In addition to the record breaking loss activity so far in 2011, the current macroeconomic environment continues to be challenging for the reinsurance industry. Subdued economic growth and low interest rates have seen investment returns remain at low levels through 2011. Coupled with poor underwriting results, the reinsurance sector’s non-technical income could be under pressure for some time to come if the current expansionary monetary polices in the United States and elsewhere remain in place.
In recent years, several reinsurers have offset accident year losses with the release of prior-year reserves on the back of favorable results for accident years 2003-2007. However, following deteriorating accident-year results and rising inflationary trends in subsequent years, many now question their sustainability. Indeed, there have been instances of companies reporting adverse reserve development for recent accident years, raising concerns over reserve adequacy and prompting some reserve additions. We continue to question how much longer reserves can be expected to bolster earnings.
There is also concern over the sovereign debt crisis in Europe.
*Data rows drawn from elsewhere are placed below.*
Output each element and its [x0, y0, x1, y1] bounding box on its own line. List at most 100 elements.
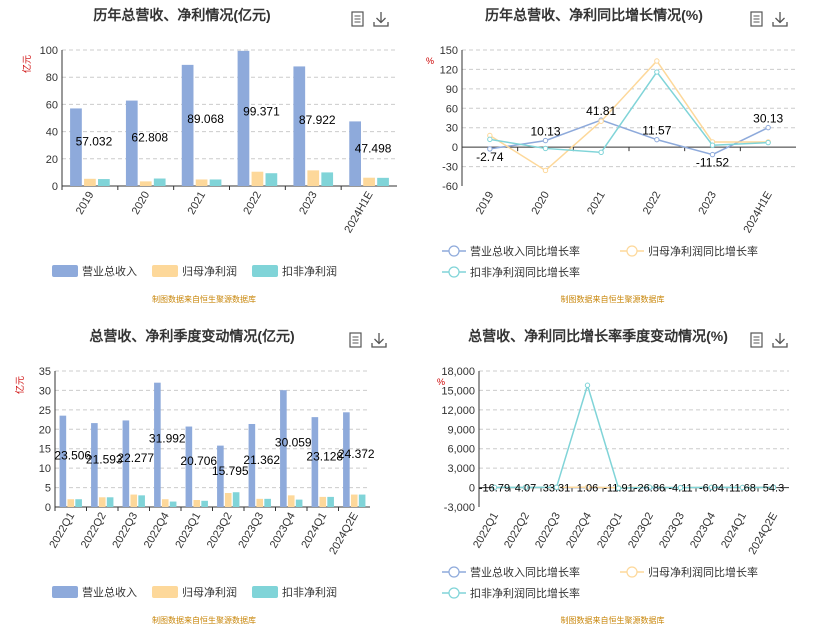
data-label: -6.04 — [699, 483, 724, 495]
bar — [321, 172, 334, 186]
data-label: 41.81 — [586, 104, 616, 118]
legend-item[interactable]: 归母净利润 — [152, 585, 237, 599]
x-tick-label: 2023Q1 — [595, 511, 625, 551]
y-tick-label: 0 — [52, 181, 58, 193]
x-tick-label: 2023Q2 — [626, 511, 656, 551]
data-label: 57.032 — [76, 135, 113, 149]
source-note: 制图数据来自恒生聚源数据库 — [152, 294, 256, 304]
download-icon[interactable] — [373, 12, 389, 27]
legend-label: 归母净利润同比增长率 — [648, 565, 758, 579]
bar — [311, 417, 319, 507]
y-tick-label: 0 — [45, 502, 51, 514]
legend-item[interactable]: 营业总收入同比增长率 — [442, 565, 580, 579]
x-tick-label: 2021 — [186, 190, 209, 217]
x-tick-label: 2022Q1 — [471, 511, 501, 551]
legend-label: 扣非净利润 — [282, 585, 337, 599]
legend-swatch-marker — [448, 566, 460, 578]
x-tick-label: 2024Q2E — [327, 511, 361, 557]
data-label: 23.506 — [54, 449, 91, 463]
bar — [363, 177, 375, 186]
y-tick-label: -3,000 — [444, 502, 475, 514]
chart-annual-growth: 历年总营收、净利同比增长情况(%) -60 -30 0 30 60 90 120 150% 201… — [408, 0, 817, 321]
bar — [377, 177, 389, 186]
x-tick-label: 2023Q4 — [688, 511, 718, 551]
y-tick-label: 18,000 — [441, 366, 475, 378]
y-tick-label: 60 — [46, 99, 58, 111]
x-tick-label: 2023 — [696, 190, 719, 217]
bar — [59, 415, 67, 507]
data-label: 33.31 — [543, 483, 571, 495]
legend-label: 扣非净利润同比增长率 — [470, 265, 580, 279]
data-point — [654, 69, 660, 75]
legend-item[interactable]: 扣非净利润 — [252, 585, 337, 599]
bar — [251, 171, 264, 186]
bar — [327, 496, 334, 507]
data-label: 62.808 — [131, 131, 168, 145]
bar — [169, 501, 177, 507]
data-point — [708, 484, 715, 491]
download-icon[interactable] — [772, 333, 788, 348]
legend-label: 营业总收入 — [82, 585, 137, 599]
download-icon[interactable] — [772, 12, 788, 27]
y-tick-label: 5 — [45, 483, 51, 495]
data-point — [487, 146, 493, 152]
bar — [224, 493, 232, 507]
legend-item[interactable]: 营业总收入 — [52, 264, 137, 278]
bar — [232, 492, 240, 507]
document-icon[interactable] — [750, 11, 763, 27]
data-label: -11.91 — [603, 483, 633, 495]
x-tick-label: 2022 — [641, 189, 664, 216]
x-tick-label: 2021 — [585, 190, 608, 217]
legend-swatch-marker — [448, 587, 460, 599]
legend-item[interactable]: 营业总收入同比增长率 — [442, 244, 580, 258]
document-icon[interactable] — [349, 332, 362, 348]
data-label: 11.57 — [642, 124, 671, 138]
data-point — [765, 139, 771, 146]
data-point — [646, 484, 653, 490]
y-tick-label: 0 — [452, 142, 458, 154]
bar — [130, 494, 138, 507]
data-point — [598, 149, 604, 156]
y-tick-label: 10 — [39, 463, 51, 475]
bar — [358, 494, 366, 507]
legend-item[interactable]: 归母净利润同比增长率 — [620, 565, 758, 579]
series-line — [489, 59, 769, 172]
legend-item[interactable]: 归母净利润同比增长率 — [620, 244, 758, 258]
data-point — [584, 484, 591, 491]
data-point — [765, 124, 771, 131]
document-icon[interactable] — [750, 332, 763, 348]
legend-item[interactable]: 扣非净利润 — [252, 264, 337, 278]
legend-item[interactable]: 归母净利润 — [152, 264, 237, 278]
x-tick-label: 2020 — [529, 190, 552, 217]
series-line — [489, 119, 769, 156]
data-point — [654, 58, 660, 64]
source-note: 制图数据来自恒生聚源数据库 — [561, 615, 665, 625]
y-tick-label: 40 — [46, 127, 58, 139]
y-axis-unit: % — [426, 56, 434, 66]
chart-title: 总营收、净利同比增长率季度变动情况(%) — [468, 328, 728, 344]
data-point — [491, 484, 498, 491]
source-note: 制图数据来自恒生聚源数据库 — [561, 294, 665, 304]
x-tick-label: 2024Q1 — [299, 511, 329, 551]
download-icon[interactable] — [371, 333, 387, 348]
legend-item[interactable]: 扣非净利润同比增长率 — [442, 265, 580, 279]
legend-item[interactable]: 扣非净利润同比增长率 — [442, 586, 580, 600]
legend-item[interactable]: 营业总收入 — [52, 585, 137, 599]
x-tick-label: 2022 — [241, 190, 264, 217]
legend-swatch — [252, 265, 278, 277]
bar — [209, 179, 222, 186]
legend-swatch-marker — [448, 266, 460, 278]
bar — [265, 173, 278, 186]
chart-quarterly-growth: 总营收、净利同比增长率季度变动情况(%) -3,000 0 3,000 6,000 9,0… — [408, 321, 817, 642]
legend-swatch-marker — [448, 245, 460, 257]
y-tick-label: 25 — [39, 405, 51, 417]
legend-swatch — [52, 586, 78, 598]
bar — [280, 390, 287, 507]
data-label: 87.922 — [299, 113, 336, 127]
data-label: 30.13 — [753, 112, 783, 126]
data-point — [542, 145, 549, 152]
x-tick-label: 2022Q3 — [110, 511, 140, 551]
document-icon[interactable] — [351, 11, 364, 27]
x-tick-label: 2023Q1 — [173, 511, 203, 551]
bar — [98, 179, 110, 186]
Yields on “safe” government bonds are at or near thirty-year lows, while spreads on peripheral sovereign European securities have reached or approached Euro-era highs. Recent events in the Eurozone have fueled fears over the threat of debt contagion. In an effort to stop the contagion spreading to other European economies, a new bailout plan for Greece was agreed upon in July, with private sector investors asked to accept a 21 percent loss, or ‘haircut,’ on certain Greek debt positions. Such potential impairments to Greek bonds are expected to be manageable for most reinsurers, given their limited exposure. However, should the crisis spread to larger economies, such as those of Spain and Italy, the impact on the industry would take on a new significance.